Le zavorre mentali al pensiero del dopo di noi
Gabriella era tra i (pochi) genitori che ieri hanno mosso il sedere per venire a discutere all’Auditorium della Camera con giuristi e parlamentari della nuova legge sul “dopo di noi”. E’ stata una giornata importante, produttiva, stimolante. Sono venute persone a portare testimonianze e fare domande da moltissime regioni d’Italia, erano presenti i rappresentati delle associazioni, imprenditori, professionisti, e gente comune. Ci piacerebbe avere altre testimonianze dirette di quelli che hanno partecipato.
Dopo neanche dieci giorni dall’approvazione alla Camera della legge che, in maniera semplicistica e informale, viene detta del “dopo di noi”, ieri si è svolto un convegno che, per la prima volta, ha unito istituzioni, giustizia, terzo settore e i genitori di persone con disabilità, pochi ad essere sinceri.
Era soprattutto rivolto a loro questa giornata di approfondimento dal momento che le critiche alla legge erano rimbalzate sui social ed alcuni ne avevano fatto l’ennesima crociata. Niente di nuovo sotto il sole, è la storia che si ripete inalterata da quando mi sono trovata coinvolta in questo che fino a pochissimi anni fa era un vero e proprio girone dantesco.
Le persone disabili sono sempre state relegate ai margini, e con loro i genitori. Ricordo ancora il senso di smarrimento e la vertigine che mi ha travolta quando mi fu detto della malattia di mia figlia. Mi sono sentita morta, ormai finita, murata viva insieme a tante persone che avevano il mio stesso problema. Ero ancora giovane, piena di energia e ho pianto per giorni la mia disperazione.
L’esclusione dalla vita sociale, che è uno dei motivi di lagnanza dei genitori, non avrebbe ragione di esistere se veramente prendessimo coscienza del peso politico che il mondo della disabilità può avere in termini numerici.

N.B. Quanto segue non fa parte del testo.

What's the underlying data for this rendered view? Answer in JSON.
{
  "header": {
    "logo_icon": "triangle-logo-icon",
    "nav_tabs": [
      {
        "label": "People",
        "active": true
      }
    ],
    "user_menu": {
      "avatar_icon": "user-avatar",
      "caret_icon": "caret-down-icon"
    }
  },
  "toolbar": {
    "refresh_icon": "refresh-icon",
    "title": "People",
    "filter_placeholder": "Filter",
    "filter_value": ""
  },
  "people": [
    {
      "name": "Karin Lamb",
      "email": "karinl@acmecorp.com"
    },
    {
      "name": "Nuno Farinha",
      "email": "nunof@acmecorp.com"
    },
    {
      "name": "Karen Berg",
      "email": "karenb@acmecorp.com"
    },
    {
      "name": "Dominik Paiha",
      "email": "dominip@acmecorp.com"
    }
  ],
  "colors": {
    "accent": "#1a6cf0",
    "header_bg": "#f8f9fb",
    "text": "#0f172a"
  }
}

Nel caso dell’autismo, si calcola che siano almeno 600mila le famiglie coinvolte, il che vorrebbe dire un milione e 800mila voti come minimo. Non bruscolini.

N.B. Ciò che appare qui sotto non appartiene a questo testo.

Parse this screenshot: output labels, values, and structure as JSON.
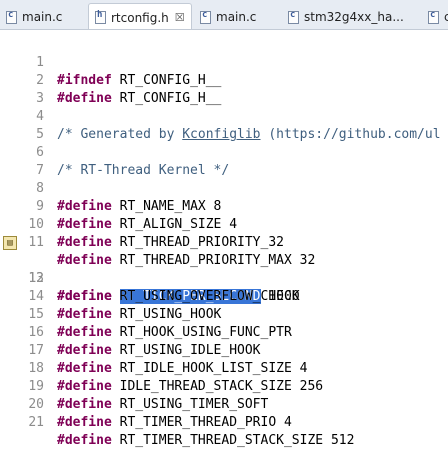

Siamo nel 2016 e niente è cambiato nella percezione del sé, nel sentirsi cittadini attivi, vitali dello Stato, pronti ad afferrare le occasioni che si presentano fornite dal personaggio pubblico che – ahimè per lui, buono per noi – ha lo stesso problema.
Al di là di questo, la giornata di ieri è stata veramente chiarificatrice dei tanti dubbi che avevo. L’insufficiente comunicazione della legge sui media è una delle criticità sottolineata da tutti, così come lo stesso convegno è stato, coscientemente o meno, passato sotto silenzio.
Siamo solo all’inizio di questa partita e non dobbiamo distrarci. La legge consente di poter progettare il futuro dei nostri figli, proprio come vogliamo e cioè che sia aderente alle sue capacità e aspirazioni, e che possa realizzarsi nella sua cosa, laddove sono presenti le cose che testimoniano identità e affetti. Non dobbiamo distrarci perché così come ci battiamo per l’esigibilità dei diritti dei nostri figli, così dobbiamo essere noi i “cultori della materia”.
Il genitore è il primo educatore e primo medico del proprio figlio. La competenza deriva dal viverci accanto 24 ore su 24, dall’osservazione attenta di ogni gesto, parola, anche il semplice battito di ciglia. Questo ruolo non deve essere sminuito e, meno che mai, trasferito a figure professionali che sparano nozioni apprese dai libri e che conoscono solo “il caso”, “la malattia” e non la persona con quella patologia nelle sue mille sfaccettature.
Essere là ieri ha significato questo per me. È sacrosanto il diritto all’autodeterminazione, quando è possibile ma, in mancanza di questo, solo il genitore può dire cosa è meglio per il proprio figlio, senza se e senza ma, perché nessun trattato di medicina o psicologia può superare l’esperienza diretta.
Essere là ieri mi ha permesso di conoscere progetti riproducibili, possibilità di lavoro e di guadagno, non solo per i nostri figli. È stata illuminante la domanda provocatoria di un genitore rivolta ai presidenti delle associazioni presenti e cioè quanti hanno un bilancio in pari e quanti in attivo, volendo con questo sdoganare la differenza tra guadagno, lucro e spesa improduttiva. È possibile gestire le associazioni di promozione sociale come imprese per il bene dei nostri figli e della collettività.
Le critiche del tipo guadagna con il proprio figlio le lascio ai “rosiconi”, a quelli che sono sempre alla finestra e che vedono la vita passare. Sono la zavorra che ha rallentato in questi anni l’inclusione sociale perché i primi a nascondere il proprio figlio agli occhi degli altri, i primi a chiudere la complessità della persona in schemi riduttivi dei quali il più importante è la pulizia del sedere.